Vocational Rehabilitation and Independent Living staff are combining their efforts in the Upper Peninsula to try to reduce the backlog of Independent Living referrals. Staff will provide a series of concentrated efforts to expedite services in the Western Upper Peninsula.


After conducting interviews at the end of July for the maintenance supervisor position previously held by Frank Driscoll, Dick Linihan has been promoted into this job. Dick has worked at MCBTC as a maintenance mechanic for 14 years. Dick is very detail-oriented and does an excellent job in coordinating projects around the Center so that they are done efficiently and thoroughly. The Center is very fortunate to have someone like Dick on board.

As a result of Dick accepting this position, the Center now has a vacancy in the maintenance mechanic position. The target is to have this position filled by the end of September.

At the Center, there has been a shortage of substitute teachers to fill in when staff are sick or on vacation. To deal with this problem, the Center has been successful in working with FIA personnel to convert Wendy Van Elk and Shelly Masion from job shares to full-time intermittent teachers. This has been very helpful for the Center because it gives the flexibility to each person to work up to 40 hours a week individually. Previously, they were only allowed to work up to 40 hours a week for both positions combined.

On July 25, MCBTC hosted a retirement party for Linda Petersen who used to be the executive secretary to the Center director. Linda gave many years of outstanding service to MCBTC, and she will be greatly missed.

The renovations of the reception area have begun. When the project is finished, the receptionist will have a bigger and more comfortable area in which to work, and the reception counter will be accessible to individuals who use wheelchairs. The projected date for completion is September 9.

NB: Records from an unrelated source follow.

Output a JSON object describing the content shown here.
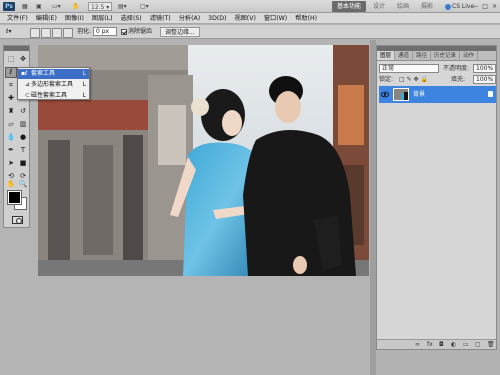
{
  "app": {
    "logo": "Ps"
  },
  "appbar": {
    "zoom_value": "12.5",
    "workspace_tabs": [
      "基本功能",
      "设计",
      "绘画",
      "摄影"
    ],
    "more": "»",
    "cslive": "CS Live",
    "win_min": "−",
    "win_max": "□",
    "win_close": "×"
  },
  "menubar": {
    "items": [
      "文件(F)",
      "编辑(E)",
      "图像(I)",
      "图层(L)",
      "选择(S)",
      "滤镜(T)",
      "分析(A)",
      "3D(D)",
      "视图(V)",
      "窗口(W)",
      "帮助(H)"
    ]
  },
  "options": {
    "feather_label": "羽化:",
    "feather_value": "0 px",
    "antialias_label": "消除锯齿",
    "refine_edge": "调整边缘..."
  },
  "flyout": {
    "items": [
      {
        "label": "套索工具",
        "key": "L",
        "active": true
      },
      {
        "label": "多边形套索工具",
        "key": "L",
        "active": false
      },
      {
        "label": "磁性套索工具",
        "key": "L",
        "active": false
      }
    ]
  },
  "layers_panel": {
    "tabs": [
      "图层",
      "通道",
      "路径",
      "历史记录",
      "动作"
    ],
    "blend_mode": "正常",
    "opacity_label": "不透明度:",
    "opacity_value": "100%",
    "lock_label": "锁定:",
    "fill_label": "填充:",
    "fill_value": "100%",
    "layer_name": "背景",
    "footer_icons": [
      "link-icon",
      "fx-icon",
      "mask-icon",
      "adjustment-icon",
      "folder-icon",
      "new-layer-icon",
      "trash-icon"
    ]
  },
  "colors": {
    "accent": "#3d84e0",
    "foreground": "#000000",
    "background": "#ffffff"
  }
}
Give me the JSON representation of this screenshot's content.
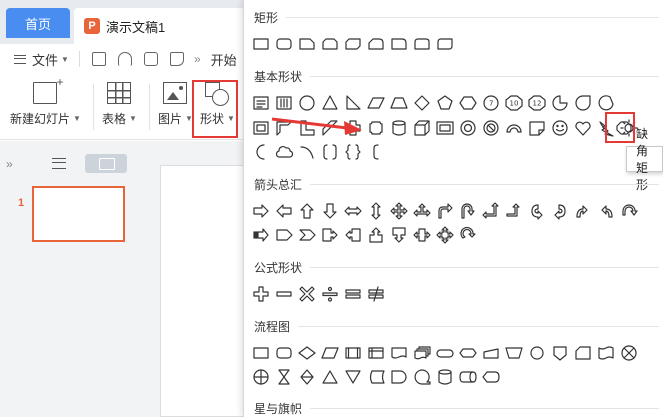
{
  "tabs": {
    "home": "首页",
    "document": "演示文稿1",
    "doc_icon": "P"
  },
  "quickbar": {
    "file_menu": "文件",
    "open_label": "开始"
  },
  "ribbon": {
    "new_slide": "新建幻灯片",
    "table": "表格",
    "picture": "图片",
    "shapes": "形状"
  },
  "slides": {
    "first_number": "1"
  },
  "panel": {
    "sections": {
      "rect": "矩形",
      "basic": "基本形状",
      "arrows": "箭头总汇",
      "formula": "公式形状",
      "flowchart": "流程图",
      "stars": "星与旗帜"
    },
    "tooltip": "缺角矩形"
  },
  "colors": {
    "accent_blue": "#4a8df0",
    "highlight_red": "#e53935",
    "slide_orange": "#e8643b"
  },
  "icons": [
    "hamburger-icon",
    "save-icon",
    "undo-icon",
    "print-icon",
    "preview-icon",
    "new-slide-icon",
    "table-icon",
    "picture-icon",
    "shape-icon",
    "list-view-icon",
    "thumbnail-view-icon"
  ]
}
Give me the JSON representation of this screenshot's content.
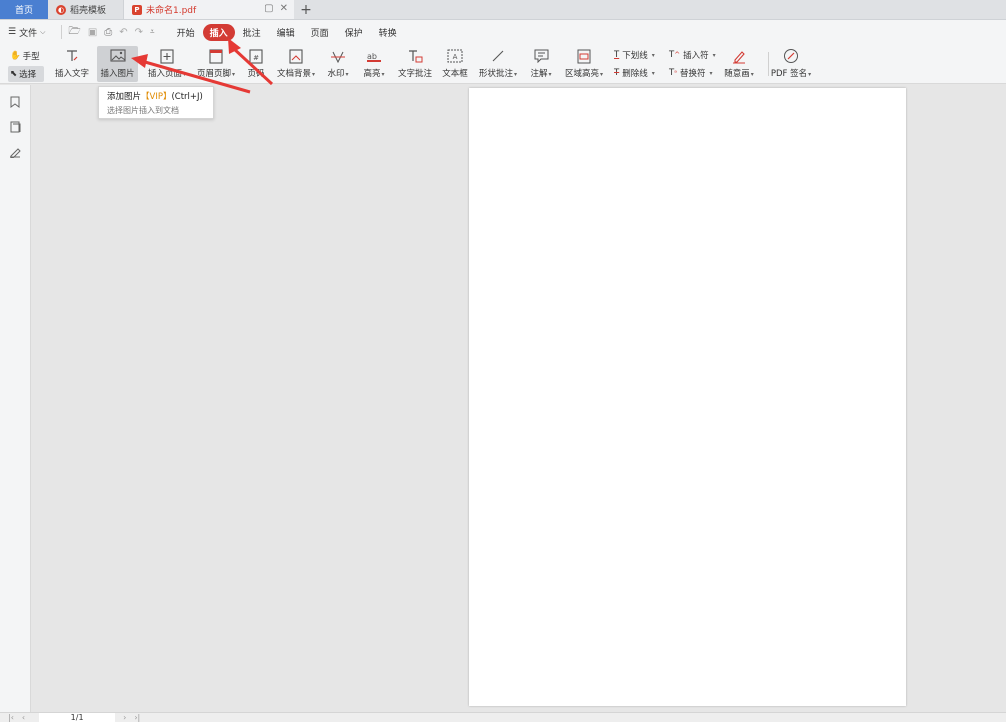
{
  "tabs": {
    "home": "首页",
    "template": "稻壳模板",
    "document": "未命名1.pdf"
  },
  "menu": {
    "file": "文件",
    "items": [
      "开始",
      "插入",
      "批注",
      "编辑",
      "页面",
      "保护",
      "转换"
    ],
    "active": "插入"
  },
  "ribbon": {
    "hand": "手型",
    "select": "选择",
    "insert_text": "插入文字",
    "insert_image": "插入图片",
    "insert_page": "插入页面",
    "header_footer": "页眉页脚",
    "page_number": "页码",
    "doc_background": "文档背景",
    "watermark": "水印",
    "highlight": "高亮",
    "text_annotation": "文字批注",
    "textbox": "文本框",
    "shape_annotation": "形状批注",
    "note": "注解",
    "area_highlight": "区域高亮",
    "underline": "下划线",
    "strikethrough": "删除线",
    "insert_symbol": "插入符",
    "replace_symbol": "替换符",
    "freehand": "随意画",
    "pdf_sign": "PDF 签名"
  },
  "tooltip": {
    "title": "添加图片",
    "vip": "【VIP】",
    "shortcut": "(Ctrl+J)",
    "desc": "选择图片插入到文档"
  },
  "status": {
    "page_display": "1/1"
  },
  "colors": {
    "accent": "#d33b34",
    "home_tab": "#4a7fd1"
  }
}
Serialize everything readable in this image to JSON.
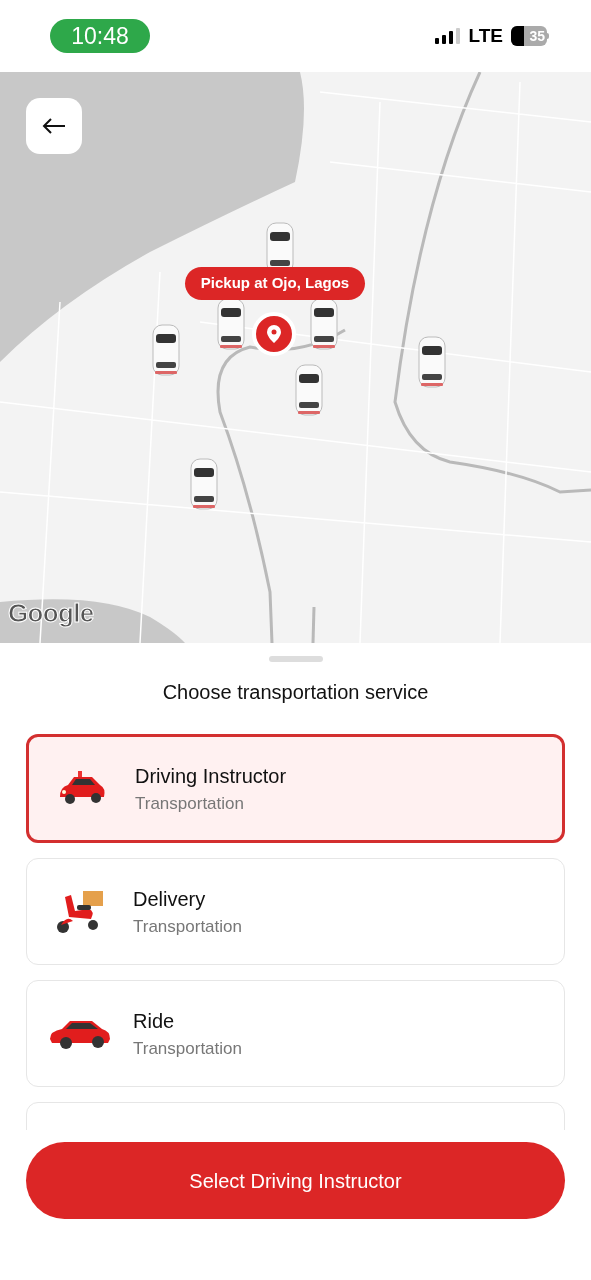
{
  "status_bar": {
    "time": "10:48",
    "network": "LTE",
    "battery": "35"
  },
  "map": {
    "pickup_label": "Pickup at Ojo, Lagos",
    "attribution": "Google"
  },
  "sheet": {
    "title": "Choose transportation service",
    "services": [
      {
        "kind": "instructor-car",
        "label": "Driving Instructor",
        "subtitle": "Transportation",
        "selected": true
      },
      {
        "kind": "scooter",
        "label": "Delivery",
        "subtitle": "Transportation",
        "selected": false
      },
      {
        "kind": "sedan",
        "label": "Ride",
        "subtitle": "Transportation",
        "selected": false
      }
    ],
    "action": "Select Driving Instructor"
  }
}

The BEP staff have begun working with seven new trainees. It promises to be a very enthusiastic and motivated group of participants.

The process is in place to enhance technology services at the Center. A committee consisting of Bob Tinney, Roger Yake, Marlene Schwartz, Bonnie Betz, and Lynne Hall has been formed to recommend strategies for delivering technology services to consumers participating in training at the Center. They plan to survey MCB staff and various consumers to see what the needs are and how best to address those needs. This is a very exciting project with the potential of preparing blind consumers for various employment opportunities that require skills in technology.

During the first week of July, several staff members from the Center spent three days working with MCB field staff. The feedback thus far has been positive. There are plans to survey the participants to make improvements to this project for next year. Some of the field staff have indicated that the Center staff they worked with helped them solve problems for their consumers in the home environment.